For example, you are given the following hash
{1 => [1,2,3], 2=> [3,4,5], 3=> [5,6,7]}
This means you have three different arrays
[ 1, 2, 3 ]
[ 3, 4, 5 ]
[ 5, 6, 7 ]
There is no value that exists in all three arrays.
Your answer is [ 3, 5 ]. This means 3 came from the intersection of the first and second arrays. 5 came from the intersection of the second and third arrays.
Let's do another example
{1 => [1,2,3], 2=> [3,4,5], 3=> [1, 5,6] }
The answer should be [ 1, 3, 5 ]. However, '1' came from the intersection between the first and third arrays.
Anyway, if you need the intersection of all three arrays - here is one liner
require 'set'
intersect = pools.values.collect{ |arr| Set.new(arr) }.inject{ |inter, set| inter.nil? ? set : inter & set }
AviFlombaum
August 13, 2008, August 13, 2008 05:43, permalink
I mean the element appears in at least one other array besides its own.
[ 1, 2, 3 ]
[ 3, 4, 5 ]
[ 5, 6, 7 ]
is [3,5], for the reason you pointed out.

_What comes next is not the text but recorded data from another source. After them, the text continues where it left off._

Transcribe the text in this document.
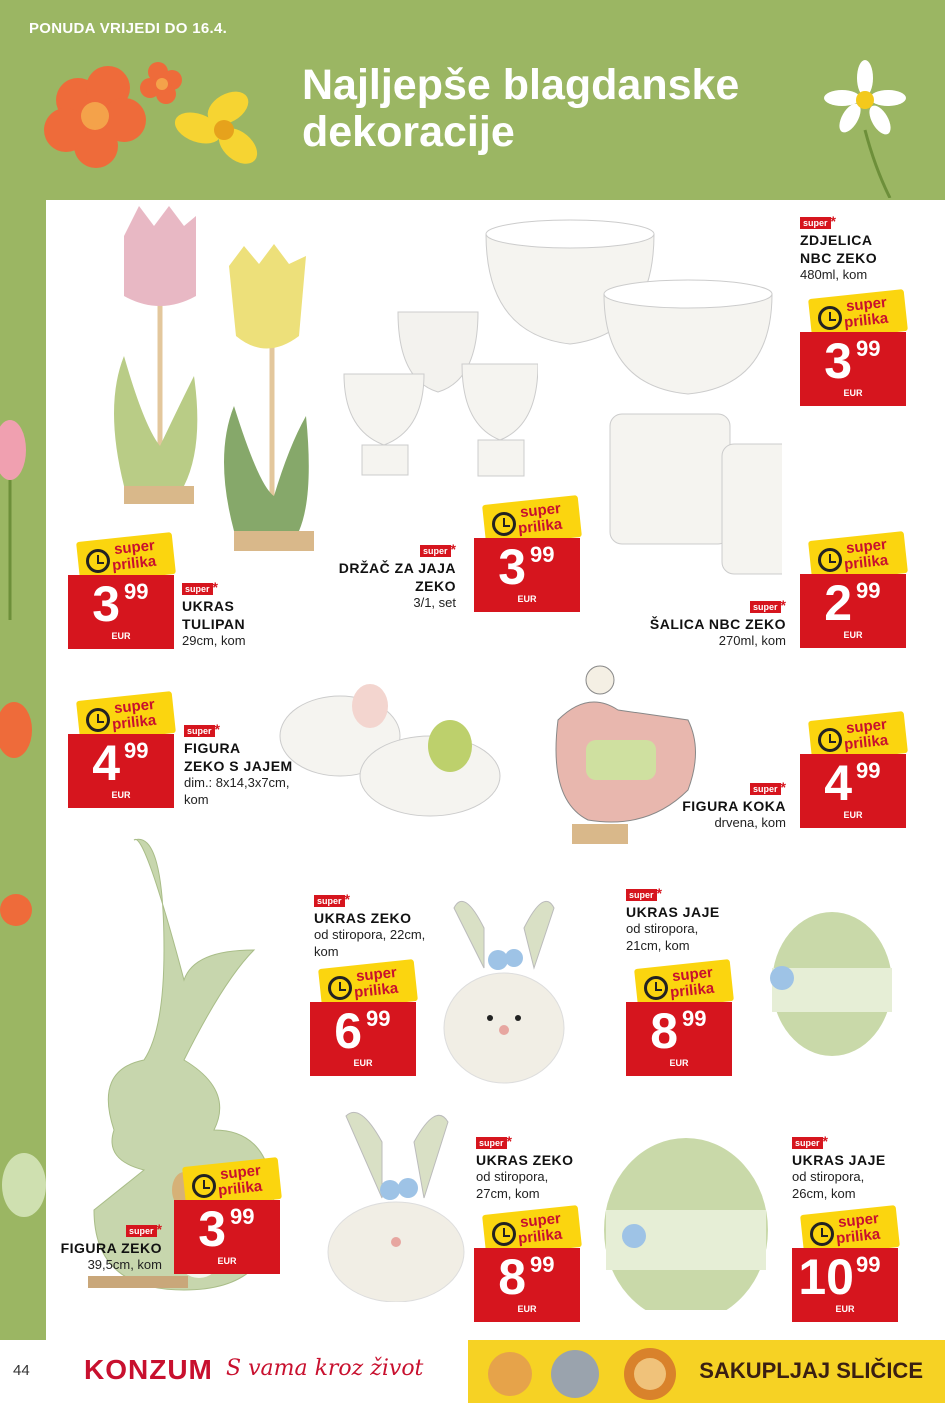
PONUDA VRIJEDI DO 16.4.
Najljepše blagdanske
dekoracije
super
prilika
3 99
EUR
super *
UKRAS
TULIPAN
29cm, kom
super *
DRŽAČ ZA JAJA
ZEKO
3/1, set
super
prilika
3 99
EUR
super *
ZDJELICA
NBC ZEKO
480ml, kom
super
prilika
3 99
EUR
super *
ŠALICA NBC ZEKO
270ml, kom
super
prilika
2 99
EUR
super
prilika
4 99
EUR
super *
FIGURA
ZEKO S JAJEM
dim.: 8x14,3x7cm,
kom
super *
FIGURA KOKA
drvena, kom
super
prilika
4 99
EUR
super *
UKRAS ZEKO
od stiropora, 22cm,
kom
super
prilika
6 99
EUR
super *
UKRAS JAJE
od stiropora,
21cm, kom
super
prilika
8 99
EUR
super
prilika
3 99
EUR
super *
FIGURA ZEKO
39,5cm, kom
super *
UKRAS ZEKO
od stiropora,
27cm, kom
super
prilika
8 99
EUR
super *
UKRAS JAJE
od stiropora,
26cm, kom
super
prilika
10 99
EUR
44 KONZUM S vama kroz život	SAKUPLJAJ SLIČICE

In your example: {1 => [1,2,3], 2=> [3,4,5], 3=> [1, 5,6] }
[1,3,5] is correct. I'll test out your method but I was hoping to not require any gems. Does this make sense?
Find the intersection of arrays contained within a hash. So given {1 => [1,2,3], 2=> [3,4,5], 3=> [5,6,7]} return [3,5]